The securitization facility is based on the accounts receivables originated by ABDC for the sale of pharmaceuticals and other related services. Pursuant to the Receivables Sale Agreement, dated as of July 10, 2003, as amended, ABDC sells its accounts receivables to ARFC. Pursuant to the RPA, ARFC may sell interests in the accounts receivables purchased from ABDC to the various purchaser groups party to the securitization facility, paying interest on amounts outstanding under the facility.
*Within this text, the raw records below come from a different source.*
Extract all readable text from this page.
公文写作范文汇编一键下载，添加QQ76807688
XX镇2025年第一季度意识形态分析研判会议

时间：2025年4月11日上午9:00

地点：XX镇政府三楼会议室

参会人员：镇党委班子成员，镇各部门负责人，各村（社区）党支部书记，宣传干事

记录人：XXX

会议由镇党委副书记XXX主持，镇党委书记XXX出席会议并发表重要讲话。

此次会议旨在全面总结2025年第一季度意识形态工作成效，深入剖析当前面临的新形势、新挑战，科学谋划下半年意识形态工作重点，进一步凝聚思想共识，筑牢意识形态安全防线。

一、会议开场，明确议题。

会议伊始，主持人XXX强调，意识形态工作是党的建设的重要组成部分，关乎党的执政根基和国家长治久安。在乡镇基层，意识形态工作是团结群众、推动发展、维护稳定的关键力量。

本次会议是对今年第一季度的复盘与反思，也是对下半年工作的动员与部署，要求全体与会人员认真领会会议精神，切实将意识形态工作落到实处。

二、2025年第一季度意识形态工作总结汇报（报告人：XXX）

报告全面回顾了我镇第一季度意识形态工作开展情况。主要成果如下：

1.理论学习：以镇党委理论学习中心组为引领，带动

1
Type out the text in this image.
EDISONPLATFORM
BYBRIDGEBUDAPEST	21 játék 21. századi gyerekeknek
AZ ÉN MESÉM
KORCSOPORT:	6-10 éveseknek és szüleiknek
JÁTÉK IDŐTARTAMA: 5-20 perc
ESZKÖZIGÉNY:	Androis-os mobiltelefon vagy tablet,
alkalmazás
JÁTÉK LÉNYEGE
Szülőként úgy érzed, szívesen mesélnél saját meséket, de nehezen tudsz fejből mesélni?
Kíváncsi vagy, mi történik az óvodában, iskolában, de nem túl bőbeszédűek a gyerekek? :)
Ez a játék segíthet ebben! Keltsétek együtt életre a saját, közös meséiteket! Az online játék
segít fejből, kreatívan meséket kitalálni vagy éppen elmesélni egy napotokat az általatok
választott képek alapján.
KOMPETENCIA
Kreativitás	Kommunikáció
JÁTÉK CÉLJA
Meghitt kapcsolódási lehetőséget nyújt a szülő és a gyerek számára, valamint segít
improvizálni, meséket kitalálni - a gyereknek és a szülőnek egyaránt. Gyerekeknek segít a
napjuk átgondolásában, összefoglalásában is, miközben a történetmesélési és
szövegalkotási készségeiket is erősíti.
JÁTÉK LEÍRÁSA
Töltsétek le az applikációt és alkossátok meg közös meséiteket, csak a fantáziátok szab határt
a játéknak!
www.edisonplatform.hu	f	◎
Bank of America, National Association, serves as the administrator of the securitization facility. The securitization facility currently has a base limit of $700 million, with an option to increase the commitments of the participating banks, subject to their approval, by an additional $250 million for seasonal needs during the December and March quarters. The securitization facility will now expire on April 28, 2011.
The RPA and the Amendment are filed as Exhibit 99.1 and Exhibit 99.2, respectively, to this report and are incorporated herein by reference.
Item 2.03. Creation of Direct Financial Obligation or an Obligation under an Off-Balance Sheet Arrangement of a Registrant.
The information set forth in Item 1.01 above is hereby incorporated by reference under this Item 2.03.
Item 9.01. Financial Statements and Exhibits.
(d) Exhibits.
99.1 Amended and Restated Receivables Purchase Agreement, dated as of April 29, 2010, among Amerisource Receivables Financial Corporation, as Seller, AmerisourceBergen Drug Corporation, as initial Servicer, various purchaser groups, and Bank of America, National Association, as Administrator.
99.2 First Amendment to Receivables Sale Agreement, dated as of April 29, 2010, by and between Amerisource Receivables Financial Corporation, as Buyer, and AmerisourceBergen Drug Corporation as Originator.

 

 


 

SIGNATURES
     Pursuant to the requirements of the Securities Exchange Act of 1934, the Registrant has duly caused this report to be signed on its behalf by the undersigned hereunto duly authorized.
         
  AMERISOURCEBERGEN CORPORATION
 
 
Date: May 5, 2010  By:   /s/ Michael D. DiCandilo    
    Name:   Michael D. DiCandilo   
    Title:   Executive Vice President
and Chief Financial Officer 
 
 

 

 


 

EXHIBIT INDEX
99.1 Amended and Restated Receivables Purchase Agreement, dated as of April 29, 2010, among Amerisource Receivables Financial Corporation, as Seller, AmerisourceBergen Drug Corporation, as initial Servicer, various purchaser groups, and Bank of America, National Association, as Administrator.
99.2 First Amendment to Receivables Sale Agreement, dated as of April 29, 2010, by and between Amerisource Receivables Financial Corporation, as Buyer, and AmerisourceBergen Drug Corporation as Originator.